Rede · 12.03.1997 Familienbericht - Familien in Schleswig-Holstein
Es gibt mehr als reichlich zu tun in der Familienpolitik: Erziehungsurlaub für Väter, Teilzeitarbeit für Männer, rechtliche Absicherung nicht-ehelicher Lebensgemeinschaften, Sorgerecht für Unverheira-tete, verbesserte steuerrechtliche Regelungen für Partnerschaften, Kinderarmut, gerechterer Famili-enlastenausgleich, volle Berücksichtigung von Erziehungszeiten in der Rentenversicherung, Kinder-betreuungsurlaub für Eltern, verbesserte Ausbildungsförderung, verbesserte Gesundheitsförderung...
Aber alle diese Dinge haben ein großes Manko: Ihre Veränderung liegt nicht unmittelbar in unserem Zuständigkeitsbereich. Sie sind vorrangig Angelegenheiten des Bundesgesetzgebers.

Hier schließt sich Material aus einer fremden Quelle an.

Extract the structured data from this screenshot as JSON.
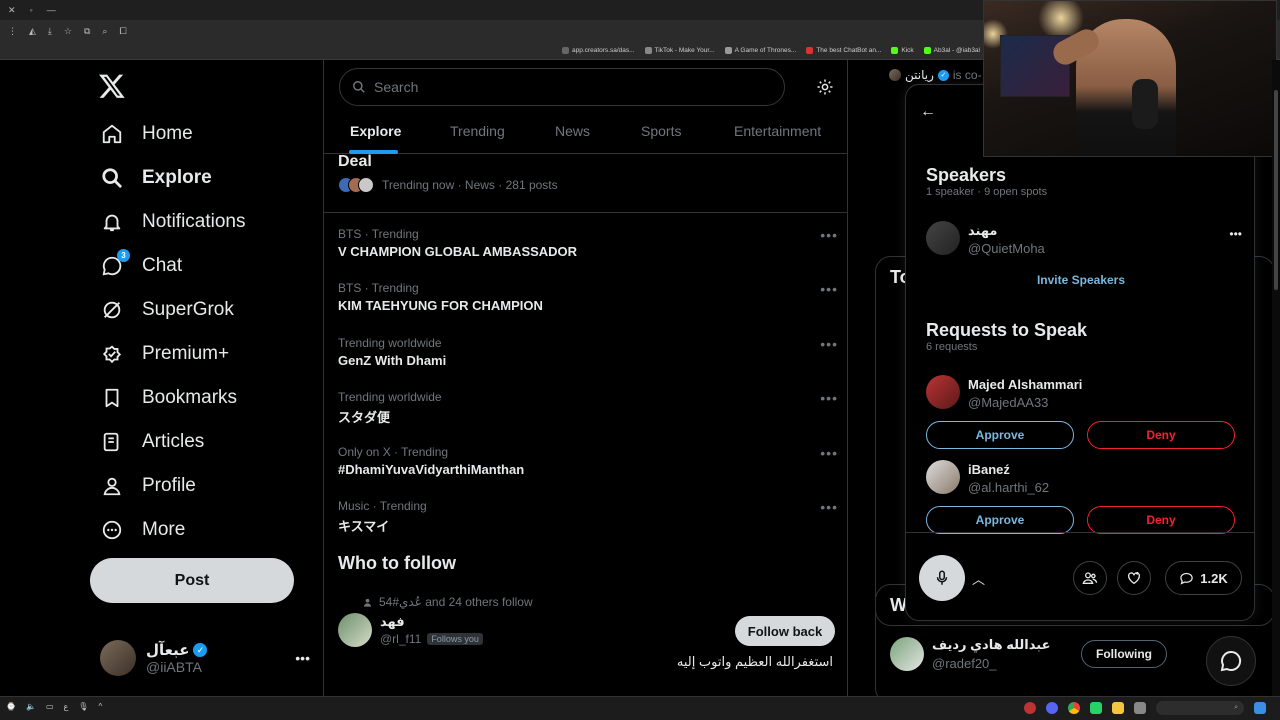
{
  "browser": {
    "bookmarks": [
      "app.creators.sa/das...",
      "TikTok - Make Your...",
      "A Game of Thrones...",
      "The best ChatBot an...",
      "Kick",
      "Ab3al - @iab3al"
    ]
  },
  "nav": {
    "items": [
      {
        "label": "Home",
        "icon": "home-icon"
      },
      {
        "label": "Explore",
        "icon": "search-icon"
      },
      {
        "label": "Notifications",
        "icon": "bell-icon"
      },
      {
        "label": "Chat",
        "icon": "chat-icon",
        "badge": "3"
      },
      {
        "label": "SuperGrok",
        "icon": "grok-icon"
      },
      {
        "label": "Premium+",
        "icon": "premium-icon"
      },
      {
        "label": "Bookmarks",
        "icon": "bookmark-icon"
      },
      {
        "label": "Articles",
        "icon": "article-icon"
      },
      {
        "label": "Profile",
        "icon": "person-icon"
      },
      {
        "label": "More",
        "icon": "more-circle-icon"
      }
    ],
    "post_label": "Post",
    "account": {
      "name": "عبعآل",
      "handle": "@iiABTA"
    }
  },
  "explore": {
    "search_placeholder": "Search",
    "tabs": [
      "Explore",
      "Trending",
      "News",
      "Sports",
      "Entertainment"
    ],
    "deal_title": "Deal",
    "deal_meta": "Trending now · News · 281 posts",
    "trends": [
      {
        "meta": "BTS · Trending",
        "title": "V CHAMPION GLOBAL AMBASSADOR"
      },
      {
        "meta": "BTS · Trending",
        "title": "KIM TAEHYUNG FOR CHAMPION"
      },
      {
        "meta": "Trending worldwide",
        "title": "GenZ With Dhami"
      },
      {
        "meta": "Trending worldwide",
        "title": "スタダ便"
      },
      {
        "meta": "Only on X · Trending",
        "title": "#DhamiYuvaVidyarthiManthan"
      },
      {
        "meta": "Music · Trending",
        "title": "キスマイ"
      }
    ],
    "who_to_follow": "Who to follow",
    "follow_context": "54#عُدي and 24 others follow",
    "follower": {
      "name": "فهد",
      "handle": "@rl_f11",
      "follows_you": "Follows you",
      "button": "Follow back",
      "bio": "استغفرالله العظيم واتوب إليه"
    }
  },
  "right": {
    "top_user": "ريانتن",
    "top_text": "is co-",
    "section_to": "To",
    "section_w": "W",
    "follow_card": {
      "name": "عبدالله هادي رديف",
      "handle": "@radef20_",
      "button": "Following"
    }
  },
  "space": {
    "speakers_title": "Speakers",
    "speakers_sub": "1 speaker · 9 open spots",
    "speaker": {
      "name": "مهند",
      "handle": "@QuietMoha"
    },
    "invite": "Invite Speakers",
    "requests_title": "Requests to Speak",
    "requests_sub": "6 requests",
    "requests": [
      {
        "name": "Majed Alshammari",
        "handle": "@MajedAA33",
        "approve": "Approve",
        "deny": "Deny"
      },
      {
        "name": "iBaneź",
        "handle": "@al.harthi_62",
        "approve": "Approve",
        "deny": "Deny"
      }
    ],
    "listener_count": "1.2K"
  },
  "colors": {
    "accent": "#1d9bf0",
    "deny": "#f4212e",
    "approve": "#7ab8e0"
  }
}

Trotzdem ist die CDU-Initiative sinnvoll. Es ist an der Zeit, daß sich der Landtag wieder damit beschäftigt, was er tun kann. Defizite sind in unserem Kompetenzbereich allemal noch vorhanden.

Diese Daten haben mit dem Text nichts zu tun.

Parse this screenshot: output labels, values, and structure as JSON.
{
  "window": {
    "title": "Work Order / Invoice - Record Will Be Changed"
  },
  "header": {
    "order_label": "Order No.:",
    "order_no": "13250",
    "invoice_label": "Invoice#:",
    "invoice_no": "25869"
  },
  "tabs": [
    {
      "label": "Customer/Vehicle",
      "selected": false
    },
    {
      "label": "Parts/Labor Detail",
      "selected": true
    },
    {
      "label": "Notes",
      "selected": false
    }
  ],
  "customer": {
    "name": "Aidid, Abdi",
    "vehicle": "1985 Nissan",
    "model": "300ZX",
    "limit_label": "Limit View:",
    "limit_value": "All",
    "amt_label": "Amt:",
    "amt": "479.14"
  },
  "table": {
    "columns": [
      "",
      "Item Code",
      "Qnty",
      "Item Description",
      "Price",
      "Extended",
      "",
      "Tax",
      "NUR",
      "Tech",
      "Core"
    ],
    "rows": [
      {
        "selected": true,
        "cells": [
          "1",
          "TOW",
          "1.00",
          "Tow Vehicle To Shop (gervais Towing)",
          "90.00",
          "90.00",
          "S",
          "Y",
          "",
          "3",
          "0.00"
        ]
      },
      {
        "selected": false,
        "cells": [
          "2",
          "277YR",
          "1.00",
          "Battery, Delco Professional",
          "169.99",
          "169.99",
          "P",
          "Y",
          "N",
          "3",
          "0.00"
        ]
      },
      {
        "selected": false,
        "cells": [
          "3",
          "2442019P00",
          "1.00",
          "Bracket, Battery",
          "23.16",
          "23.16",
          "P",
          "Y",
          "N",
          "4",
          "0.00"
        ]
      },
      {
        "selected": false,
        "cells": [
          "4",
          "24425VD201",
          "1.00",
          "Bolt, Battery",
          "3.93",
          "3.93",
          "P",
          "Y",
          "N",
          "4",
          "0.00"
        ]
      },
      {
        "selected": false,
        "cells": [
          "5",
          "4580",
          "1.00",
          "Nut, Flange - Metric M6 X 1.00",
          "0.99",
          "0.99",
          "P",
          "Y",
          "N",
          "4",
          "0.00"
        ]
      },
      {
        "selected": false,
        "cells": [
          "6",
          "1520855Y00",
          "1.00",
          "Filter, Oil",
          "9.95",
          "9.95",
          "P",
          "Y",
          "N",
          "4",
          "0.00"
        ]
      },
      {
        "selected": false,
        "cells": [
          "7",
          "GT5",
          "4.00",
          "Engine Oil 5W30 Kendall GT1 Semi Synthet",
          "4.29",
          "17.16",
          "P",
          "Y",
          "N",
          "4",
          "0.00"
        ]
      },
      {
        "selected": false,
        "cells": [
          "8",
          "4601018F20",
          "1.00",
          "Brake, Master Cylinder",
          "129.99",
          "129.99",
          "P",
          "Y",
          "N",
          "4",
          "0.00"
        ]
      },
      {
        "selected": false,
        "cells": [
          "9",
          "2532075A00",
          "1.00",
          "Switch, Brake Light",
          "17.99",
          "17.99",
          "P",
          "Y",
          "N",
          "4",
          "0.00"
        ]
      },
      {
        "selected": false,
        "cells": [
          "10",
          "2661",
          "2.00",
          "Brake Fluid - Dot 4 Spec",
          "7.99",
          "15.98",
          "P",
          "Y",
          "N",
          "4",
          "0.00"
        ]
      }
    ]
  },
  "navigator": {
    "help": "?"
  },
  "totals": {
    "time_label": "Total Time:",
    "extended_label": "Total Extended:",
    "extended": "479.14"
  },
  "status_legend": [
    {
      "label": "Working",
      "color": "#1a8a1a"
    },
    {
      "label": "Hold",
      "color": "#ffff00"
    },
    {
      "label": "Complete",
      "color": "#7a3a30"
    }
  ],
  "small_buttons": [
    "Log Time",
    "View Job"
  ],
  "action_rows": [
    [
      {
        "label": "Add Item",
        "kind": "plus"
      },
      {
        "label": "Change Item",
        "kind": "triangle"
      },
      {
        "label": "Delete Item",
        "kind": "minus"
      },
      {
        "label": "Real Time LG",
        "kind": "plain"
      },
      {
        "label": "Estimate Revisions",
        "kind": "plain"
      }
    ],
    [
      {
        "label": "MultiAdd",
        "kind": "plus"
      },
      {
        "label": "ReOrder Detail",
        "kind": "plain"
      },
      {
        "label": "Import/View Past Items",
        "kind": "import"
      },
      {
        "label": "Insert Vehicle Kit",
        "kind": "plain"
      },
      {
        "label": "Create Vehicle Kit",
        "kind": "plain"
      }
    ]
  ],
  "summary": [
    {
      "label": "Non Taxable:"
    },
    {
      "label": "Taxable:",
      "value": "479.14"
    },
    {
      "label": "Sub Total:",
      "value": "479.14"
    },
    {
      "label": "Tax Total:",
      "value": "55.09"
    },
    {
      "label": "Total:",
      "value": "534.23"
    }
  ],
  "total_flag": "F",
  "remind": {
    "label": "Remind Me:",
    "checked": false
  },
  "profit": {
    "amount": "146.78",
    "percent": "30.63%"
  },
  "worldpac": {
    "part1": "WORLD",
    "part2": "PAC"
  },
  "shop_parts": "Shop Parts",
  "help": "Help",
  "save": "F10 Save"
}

Worüber ich mich gewundert habe, ist, daß der CDU-Antrag einen Bereich ausläßt, in dem es familienspezifische Probleme gibt, und in dem das Land relativ viel Gewicht hat. Ich möchte daher anregen, daß in dem Antrag noch der Punkt Wohnsituation der Familien aufgenommen wird. Es gibt noch gewaltige Defizite in Bezug auf die Wohnraumversorgung, die offensichtlich abhängig sind von Kinderzahl, familiären Einkommensverhältnissen und dem Alter der Eltern. Außerdem besteht - und das hat die CDU wiederum in ihrem Antrag berücksichtigt - ein enormer Nachholbedarf in bezug auf die Berücksichtigung von Kinderinteressen im Wohnungsbau. Gerade in diesem Zusammenhang erscheint es mir vielversprechend, daß unsere Wohnungsbauministerin, Frau Birk, den Kontakt nach Skandinavien sucht. Dort haben die Familien nämlich eine wesentlich bessere Wohnsituation. Es wäre schön, wenn wir dort Inspiration für unser Land finden könnten. Außerdem lohnt sich sicher ein Blick nach Schweden, wo man gesetzliche Baustandards für Mehrfamilienhäuser hat, die explizit zur Berücksichtigung von Kindern zwingt. Aber jetzt spreche ich eigentlich schon wieder von Bundeskompetenzen...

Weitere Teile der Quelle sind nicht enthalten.